First is the patient’s right to informed consent. Admittedly, patients have the right to be informed about their own health status. However, opponents argue that when a patient’s life expectancy is limited, the “right not to know” takes precedence over the “right to know.” They may require white lies to maintain an optimistic mindset, which in turn could potentially extend their lifespan. Furthermore, since AI-based mortality prediction cannot achieve 100% accuracy, opponents worry that false signals of impending death could “crush” patients who are already clinging to life.


Second is the machine’s right to know. Critics argue that this right infringes upon patients’ privacy rights. In the field of artificial intelligence, data rights are an unavoidable topic. Currently, AI-based mortality predictions are conducted without patients’ knowledge, which appears to constitute a clear case of data infringement against patients.


Yet, predicting the future and foreseeing life and death have been endeavors that humanity has pursued for millennia without relinquishment. The existence of such pursuits is not without its rationale.
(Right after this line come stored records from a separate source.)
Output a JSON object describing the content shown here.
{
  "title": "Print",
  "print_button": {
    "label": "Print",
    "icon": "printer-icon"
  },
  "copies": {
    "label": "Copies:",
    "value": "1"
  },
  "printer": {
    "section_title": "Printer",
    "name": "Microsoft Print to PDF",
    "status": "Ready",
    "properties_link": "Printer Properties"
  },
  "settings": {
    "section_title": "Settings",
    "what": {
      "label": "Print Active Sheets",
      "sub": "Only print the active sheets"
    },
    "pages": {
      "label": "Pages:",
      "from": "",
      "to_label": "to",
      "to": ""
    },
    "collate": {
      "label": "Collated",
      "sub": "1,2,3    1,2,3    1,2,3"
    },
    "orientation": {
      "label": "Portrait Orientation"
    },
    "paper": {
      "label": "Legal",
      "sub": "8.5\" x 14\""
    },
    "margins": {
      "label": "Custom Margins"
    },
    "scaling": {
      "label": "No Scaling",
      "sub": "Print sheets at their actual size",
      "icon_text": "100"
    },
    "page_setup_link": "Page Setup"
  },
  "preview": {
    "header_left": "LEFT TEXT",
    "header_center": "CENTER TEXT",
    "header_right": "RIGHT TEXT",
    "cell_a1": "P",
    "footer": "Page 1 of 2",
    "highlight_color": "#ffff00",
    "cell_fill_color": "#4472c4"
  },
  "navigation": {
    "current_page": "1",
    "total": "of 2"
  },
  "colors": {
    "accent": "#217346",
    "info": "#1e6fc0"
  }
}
On one hand, preparing for a rainy day. The ECRI Institute, a nonprofit organization that evaluates medical procedures, devices, and drugs for the healthcare industry, states that many hospitals are looking to develop early warning systems to predict life-threatening events such as sepsis, cardiac arrest, and respiratory arrest.
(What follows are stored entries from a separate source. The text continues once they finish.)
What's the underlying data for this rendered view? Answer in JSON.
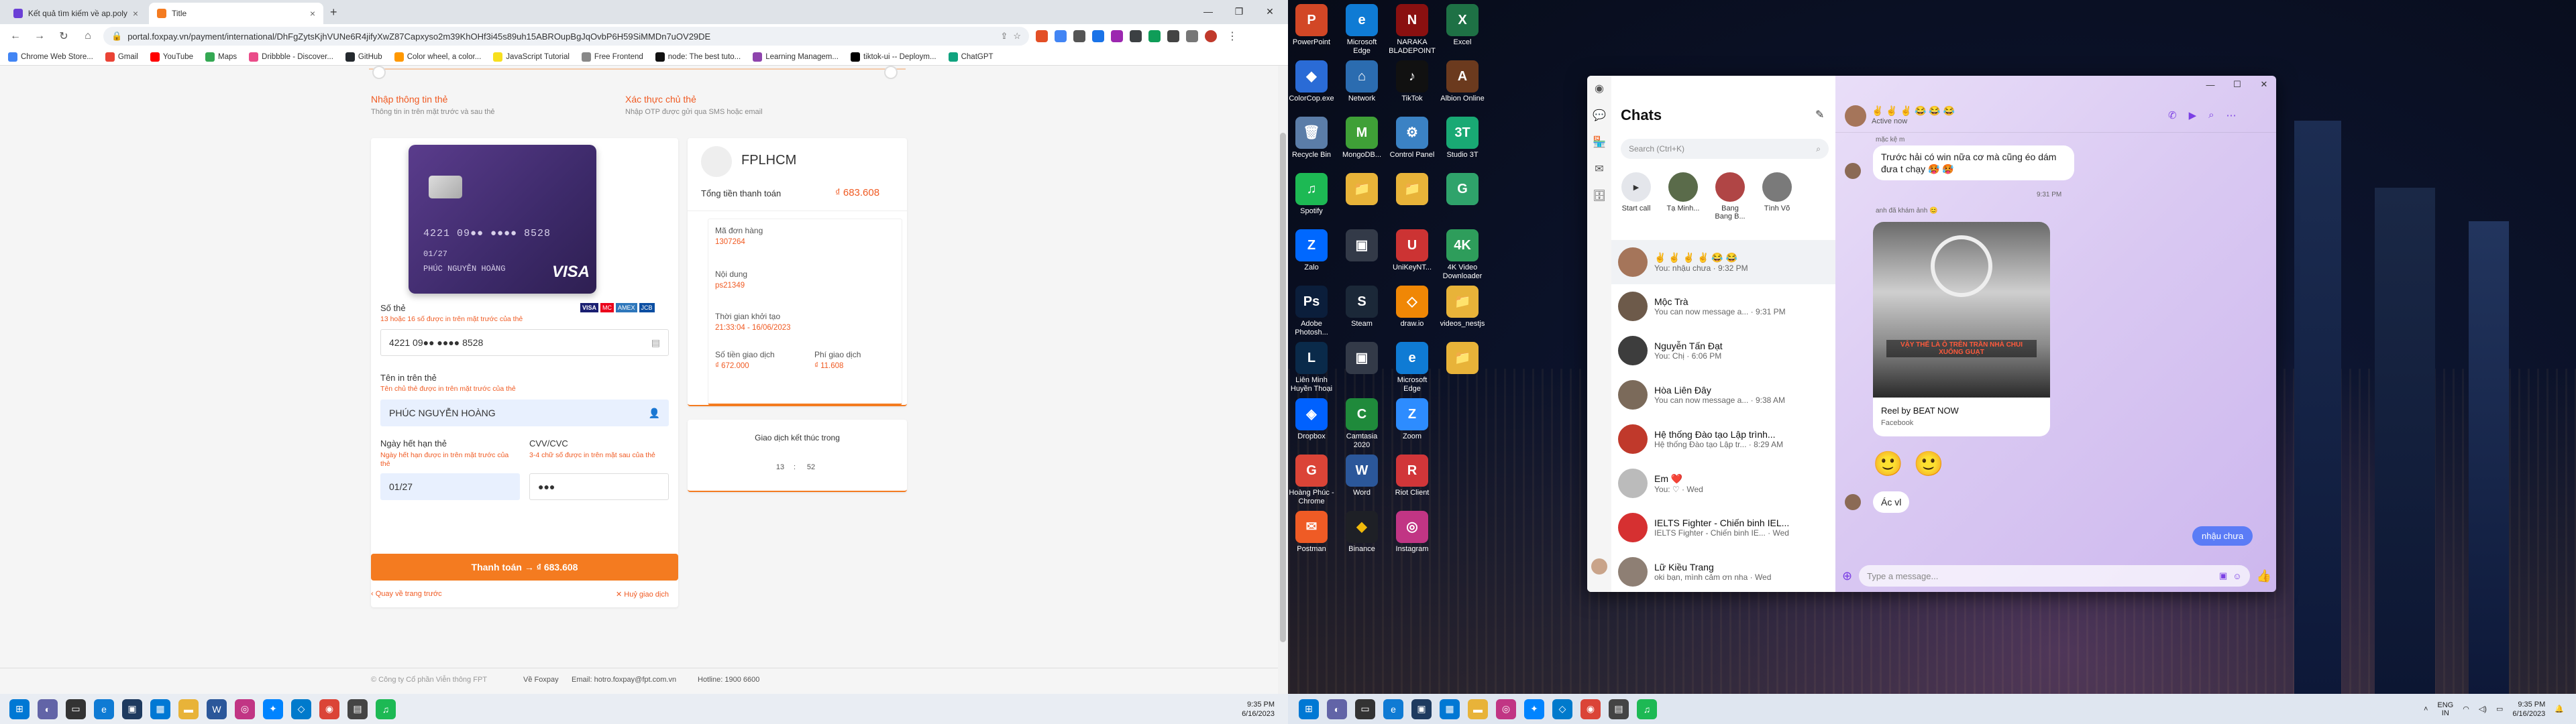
{
  "left": {
    "tabs": [
      {
        "label": "Kết quả tìm kiếm về ap.poly.edu..."
      },
      {
        "label": "Title"
      }
    ],
    "new_tab": "+",
    "window_controls": [
      "—",
      "❐",
      "✕"
    ],
    "url": "portal.foxpay.vn/payment/international/DhFgZytsKjhVUNe6R4jifyXwZ87Capxyso2m39KhOHf3i45s89uh15ABROupBgJqOvbP6H59SiMMDn7uOV29DE",
    "bookmarks": [
      "Chrome Web Store...",
      "Gmail",
      "YouTube",
      "Maps",
      "Dribbble - Discover...",
      "GitHub",
      "Color wheel, a color...",
      "JavaScript Tutorial",
      "Free Frontend",
      "node: The best tuto...",
      "Learning Managem...",
      "tiktok-ui -- Deploym...",
      "ChatGPT"
    ],
    "steps": [
      {
        "title": "Nhập thông tin thẻ",
        "sub": "Thông tin in trên mặt trước và sau thẻ"
      },
      {
        "title": "Xác thực chủ thẻ",
        "sub": "Nhập OTP được gửi qua SMS hoặc email"
      }
    ],
    "card_visual": {
      "number": "4221 09●● ●●●● 8528",
      "expiry": "01/27",
      "holder": "PHÚC NGUYỄN HOÀNG",
      "brand": "VISA"
    },
    "form": {
      "card_number_label": "Số thẻ",
      "card_number_hint": "13 hoặc 16 số được in trên mặt trước của thẻ",
      "card_number_value": "4221 09●● ●●●● 8528",
      "name_label": "Tên in trên thẻ",
      "name_hint": "Tên chủ thẻ được in trên mặt trước của thẻ",
      "name_value": "PHÚC NGUYỄN HOÀNG",
      "expiry_label": "Ngày hết hạn thẻ",
      "expiry_hint": "Ngày hết hạn được in trên mặt trước của thẻ",
      "expiry_value": "01/27",
      "cvv_label": "CVV/CVC",
      "cvv_hint": "3-4 chữ số được in trên mặt sau của thẻ",
      "cvv_value": "●●●",
      "card_brands": [
        "VISA",
        "MC",
        "AMEX",
        "JCB"
      ]
    },
    "pay_button": "Thanh toán   →   ₫ 683.608",
    "back_link": "Quay về trang trước",
    "cancel_link": "Huỷ giao dịch",
    "summary": {
      "merchant": "FPLHCM",
      "total_label": "Tổng tiền thanh toán",
      "total_value": "₫ 683.608",
      "order_label": "Mã đơn hàng",
      "order_value": "1307264",
      "content_label": "Nội dung",
      "content_value": "ps21349",
      "time_label": "Thời gian khởi tạo",
      "time_value": "21:33:04 - 16/06/2023",
      "amount_label": "Số tiền giao dịch",
      "amount_value": "₫ 672.000",
      "fee_label": "Phí giao dịch",
      "fee_value": "₫ 11.608"
    },
    "timer": {
      "label": "Giao dịch kết thúc trong",
      "minutes": "13",
      "sep": ":",
      "seconds": "52"
    },
    "footer": {
      "copyright": "© Công ty Cổ phần Viễn thông FPT",
      "about": "Về Foxpay",
      "email": "Email: hotro.foxpay@fpt.com.vn",
      "hotline": "Hotline: 1900 6600"
    },
    "clock": {
      "time": "9:35 PM",
      "date": "6/16/2023"
    }
  },
  "right": {
    "desktop_icons": [
      {
        "label": "PowerPoint",
        "color": "#d24726",
        "glyph": "P"
      },
      {
        "label": "Microsoft Edge",
        "color": "#0f7bd4",
        "glyph": "e"
      },
      {
        "label": "NARAKA BLADEPOINT",
        "color": "#8a1010",
        "glyph": "N"
      },
      {
        "label": "Excel",
        "color": "#1e7145",
        "glyph": "X"
      },
      {
        "label": "ColorCop.exe",
        "color": "#2a6bd6",
        "glyph": "◆"
      },
      {
        "label": "Network",
        "color": "#2b6cb0",
        "glyph": "⌂"
      },
      {
        "label": "TikTok",
        "color": "#111111",
        "glyph": "♪"
      },
      {
        "label": "Albion Online",
        "color": "#6b3a1e",
        "glyph": "A"
      },
      {
        "label": "Recycle Bin",
        "color": "#5b7da8",
        "glyph": "🗑"
      },
      {
        "label": "MongoDB...",
        "color": "#3fa037",
        "glyph": "M"
      },
      {
        "label": "Control Panel",
        "color": "#3b82c4",
        "glyph": "⚙"
      },
      {
        "label": "Studio 3T",
        "color": "#19a974",
        "glyph": "3T"
      },
      {
        "label": "Spotify",
        "color": "#1db954",
        "glyph": "♫"
      },
      {
        "label": "",
        "color": "#e8b339",
        "glyph": "📁"
      },
      {
        "label": "",
        "color": "#e8b339",
        "glyph": "📁"
      },
      {
        "label": "",
        "color": "#2fa36b",
        "glyph": "G"
      },
      {
        "label": "Zalo",
        "color": "#0068ff",
        "glyph": "Z"
      },
      {
        "label": "",
        "color": "#333a48",
        "glyph": "▣"
      },
      {
        "label": "UniKeyNT...",
        "color": "#c33",
        "glyph": "U"
      },
      {
        "label": "4K Video Downloader",
        "color": "#2e9d5b",
        "glyph": "4K"
      },
      {
        "label": "Adobe Photosh...",
        "color": "#0b1e3b",
        "glyph": "Ps"
      },
      {
        "label": "Steam",
        "color": "#1b2838",
        "glyph": "S"
      },
      {
        "label": "draw.io",
        "color": "#f08705",
        "glyph": "◇"
      },
      {
        "label": "videos_nestjs",
        "color": "#e8b339",
        "glyph": "📁"
      },
      {
        "label": "Liên Minh Huyền Thoại",
        "color": "#0a2a4a",
        "glyph": "L"
      },
      {
        "label": "",
        "color": "#333a48",
        "glyph": "▣"
      },
      {
        "label": "Microsoft Edge",
        "color": "#0f7bd4",
        "glyph": "e"
      },
      {
        "label": "",
        "color": "#e8b339",
        "glyph": "📁"
      },
      {
        "label": "Dropbox",
        "color": "#0061fe",
        "glyph": "◈"
      },
      {
        "label": "Camtasia 2020",
        "color": "#1f8a3b",
        "glyph": "C"
      },
      {
        "label": "Zoom",
        "color": "#2d8cff",
        "glyph": "Z"
      },
      {
        "label": "Hoàng Phúc - Chrome",
        "color": "#db4437",
        "glyph": "G"
      },
      {
        "label": "Word",
        "color": "#2b579a",
        "glyph": "W"
      },
      {
        "label": "Riot Client",
        "color": "#d13639",
        "glyph": "R"
      },
      {
        "label": "Postman",
        "color": "#ef5b25",
        "glyph": "✉"
      },
      {
        "label": "Binance",
        "color": "#1e2026",
        "glyph": "◆"
      },
      {
        "label": "Instagram",
        "color": "#c13584",
        "glyph": "◎"
      }
    ],
    "messenger": {
      "title": "Chats",
      "search_placeholder": "Search (Ctrl+K)",
      "stories": [
        {
          "name": "Start call"
        },
        {
          "name": "Tạ Minh..."
        },
        {
          "name": "Bang Bang B..."
        },
        {
          "name": "Tình Võ"
        }
      ],
      "chats": [
        {
          "name": "✌ ✌ ✌ ✌ 😂 😂",
          "preview": "You: nhậu chưa · 9:32 PM",
          "color": "#a5755a"
        },
        {
          "name": "Mộc Trà",
          "preview": "You can now message a... · 9:31 PM",
          "color": "#6d5a4a"
        },
        {
          "name": "Nguyễn Tấn Đạt",
          "preview": "You: Chị · 6:06 PM",
          "color": "#3d3d3d"
        },
        {
          "name": "Hòa Liên Đây",
          "preview": "You can now message a... · 9:38 AM",
          "color": "#7b6a5a"
        },
        {
          "name": "Hệ thống Đào tạo Lập trình...",
          "preview": "Hệ thống Đào tạo Lập tr... · 8:29 AM",
          "color": "#c0392b"
        },
        {
          "name": "Em ❤️",
          "preview": "You: ♡ · Wed",
          "color": "#bbbbbb"
        },
        {
          "name": "IELTS Fighter - Chiến binh IEL...",
          "preview": "IELTS Fighter - Chiến binh IE... · Wed",
          "color": "#d63031"
        },
        {
          "name": "Lữ Kiều Trang",
          "preview": "oki bạn, mình cảm ơn nha · Wed",
          "color": "#8e7f74"
        }
      ],
      "header_name": "✌ ✌ ✌ 😂 😂 😂",
      "header_status": "Active now",
      "msg_sender1": "mặc kệ m",
      "msg1": "Trước hải có win nữa cơ mà cũng éo dám đưa t chạy 🥵 🥵",
      "time1": "9:31 PM",
      "msg_sender2": "anh đã khám ảnh 😊",
      "reel_title": "Reel by BEAT NOW",
      "reel_source": "Facebook",
      "reel_caption": "VẬY THẾ LÀ Ô TRÊN TRẦN NHÀ CHUI XUỐNG GUẠT",
      "reactions": [
        "🙂",
        "🙂"
      ],
      "msg2": "Ác vl",
      "my_msg": "nhậu chưa",
      "input_placeholder": "Type a message..."
    },
    "tray": {
      "lang": "ENG\nIN",
      "time": "9:35 PM",
      "date": "6/16/2023"
    }
  }
}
On the other hand, it reduces resource waste. For instance, studies have shown that nearly 80% of Americans prefer to spend their final days at home rather than surrounded by medical equipment. In a Stanford University case study, researchers defined the “end-of-life period” as the 3 to 12 months preceding death; end-of-life care extending beyond 12 months may lead to unnecessary resource waste and exacerbate supply shortages. Accurate mortality prediction can help healthcare providers allocate medical services more precisely.


We believe that humanity possesses the resolve to live fully in the face of mortality. Despite its imperfections, increasingly accurate AI-driven mortality prediction serves as a boon to both patients and healthcare providers. As AI algorithms evolve, mortality prediction has already entered clinical practice and is poised to play an indispensable role in the future. VCBeat will continue to monitor these developments closely.